The All-American Youth Orchestra flourished briefly 
          in 1941. Rehearsals began in 1940 but the attack on Pearl Harbour led 
          to the disbanding of the orchestra, many of whose members went into 
          the armed forces. But for a short space of time Stokowski galvanized 
          them - formed with a stiffening of younger players from the Philadelphia 
          Orchestra into a wonderfully expressive and sonorous ensemble. Here, 
          on Cala's superb disc, we can hear for the first time on one CD their 
          entire Bach transcription recordings, made between November 1940 and 
          (the bulk) July 1941. No allowances need be made then or now for the 
          relative youth of the performers and their discs made by Columbia as 
          a rival to Stokowski's own earlier RCA recordings are worthy of the 
          highest interest. 
        
 
        
Familiar though they may be from those Philadelphia 
          discs or from his subsequent stereo remakes (with the exception of the 
          Andante Sostenuto, his only recording) these are still outstanding performances. 

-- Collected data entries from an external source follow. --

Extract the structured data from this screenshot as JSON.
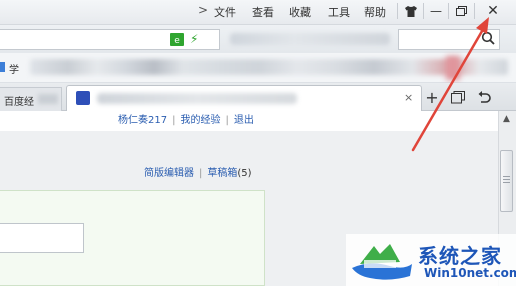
{
  "menubar": {
    "items": [
      "文件",
      "查看",
      "收藏",
      "工具",
      "帮助"
    ],
    "overflow_arrow": ">"
  },
  "window_controls": {
    "skin": "skin-icon",
    "minimize": "—",
    "restore": "restore-icon",
    "close": "✕"
  },
  "address_bar": {
    "icons": [
      "secure-icon",
      "lightning-icon"
    ],
    "search_icon": "search-icon"
  },
  "bookmarks": {
    "first_label": "学"
  },
  "tabs": {
    "previous_tab_label": "百度经",
    "active_tab_close": "×",
    "new_tab": "+",
    "restore_tabs_icon": "restore-tabs-icon",
    "undo_icon": "undo-icon"
  },
  "page": {
    "user_links": [
      "杨仁奏217",
      "我的经验",
      "退出"
    ],
    "editor_links": {
      "simple_editor": "简版编辑器",
      "drafts": "草稿箱",
      "drafts_count": "(5)"
    }
  },
  "watermark": {
    "title": "系统之家",
    "url": "Win10net.com"
  },
  "colors": {
    "annotation_arrow": "#e0453a",
    "link": "#2a5db0",
    "watermark": "#1e56b8"
  }
}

          Stokowski's technique of alternate string and woodwind sectional writing 
          is conspicuously successful as is, specifically, the violin and brass 
          gradations of the Toccata and Fugue, the slow tempo of Mein Jesu with 
          its seamless line and control, the perfectly judged portamenti of the 
          Air on the G string, and the progressive lightening of the string texture 
          in the Arioso. All these subtleties and inflective devices are used 
          with a spontaneity and immediacy that are simply captivating. 
        
 
        
The transfers are good, the notes by Edward Johnson 
          authoritative, and there is a superb photograph of conductor and orchestra 
          in the famously unorthodox seating arrangement; he preferred woodwind 
          directly in front of him, strings behind, brass to his left, horns and 
          percussion to his right. No matter how well you think you know Stokowski's 
          Bach transcriptions this is still a disc to treasure.